La cinématique du disque galactique avec Gaia DR2
10/10/2019. Le deuxième catalogue Gaia, Gaia DR2, contient des données astrométriques (positions, mouvements propres et parallaxes trigonométriques) très précises pour plus de 1,3 milliard d’étoiles, mais aussi les premiers résultats du spectrographe de Gaia, le Radial Velocity Spectrometer (RVS) : des vitesses radiales (vitesses sur la ligne de visée, vers nous et au-delà de nous) pour plus de 7,2 millions d’étoiles. Ces vitesses radiales obtenues à partir de 280 millions de spectres observés pendant les 22 premiers mois de mission, sont les valeurs médianes des vitesses radiales individuelles observées à chaque transit (chaque observation pour les étoiles plus brillantes que la magnitude GRVS = 12, de vitesse radiale comprise entre -1000 et +1000 km/s et de température comprise entre 3550 et 6900 K (soit essentiellement les types spectraux F, G, K). Elles représentent 77,2% des étoiles de DR2 plus brillantes que G=12.5 (pour la majorité des étoiles, les magnitudes G sont plus faibles que les magnitudes GRVS).
La Figure 1 montre la première carte des vitesses radiales de notre Galaxie effectuée par un seul et même instrument, le spectromètre de Gaia (le RVS pour Radial Velocity Spectrometer) et rassemblant un nombre aussi important d’étoiles. Cette carte est l’illustration de la rotation galactique : l’ensemble des étoiles tournent, avec le Soleil, autour du centre galactique, mais avec une vitesse légèrement différente. La combinaison de ces mouvements se traduit par un ensemble d’étoiles qui s’éloignent de nous (en rouge) et un ensemble d’étoiles qui se rapprochent de nous (en bleu). On distingue aussi les vitesses différentes des deux satellites de la Voie lactée, les nuages de Magellan (LMC = Large Magellanic Cloud, SMC = Small Magellanic Cloud).

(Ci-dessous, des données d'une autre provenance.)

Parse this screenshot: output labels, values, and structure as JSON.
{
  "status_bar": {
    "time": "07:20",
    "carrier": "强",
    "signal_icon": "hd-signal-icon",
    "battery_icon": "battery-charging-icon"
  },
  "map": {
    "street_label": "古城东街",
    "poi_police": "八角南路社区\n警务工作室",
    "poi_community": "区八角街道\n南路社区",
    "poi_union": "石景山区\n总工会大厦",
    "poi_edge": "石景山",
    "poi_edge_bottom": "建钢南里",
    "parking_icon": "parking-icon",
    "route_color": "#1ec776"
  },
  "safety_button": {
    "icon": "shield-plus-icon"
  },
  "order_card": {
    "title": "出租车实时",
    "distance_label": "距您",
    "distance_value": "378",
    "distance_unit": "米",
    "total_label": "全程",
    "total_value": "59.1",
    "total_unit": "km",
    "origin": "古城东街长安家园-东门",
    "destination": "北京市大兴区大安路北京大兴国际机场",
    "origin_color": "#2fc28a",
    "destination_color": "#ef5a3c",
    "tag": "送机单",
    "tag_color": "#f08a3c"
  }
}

Figure 1 : Carte de la Voie lactée, vue depuis la position du Soleil, où sont portées l’ensemble de ces 7,2 millions de vitesses radiales (vitesses observées sur la ligne de visée) du deuxième catalogue Gaia (Gaia DR2). Le centre de notre Galaxie est au centre de la figure et le plan galactique est le segment de droite horizontal qui traverse la carte en son milieu. © Gaia/ESA/DPAC/D. Katz.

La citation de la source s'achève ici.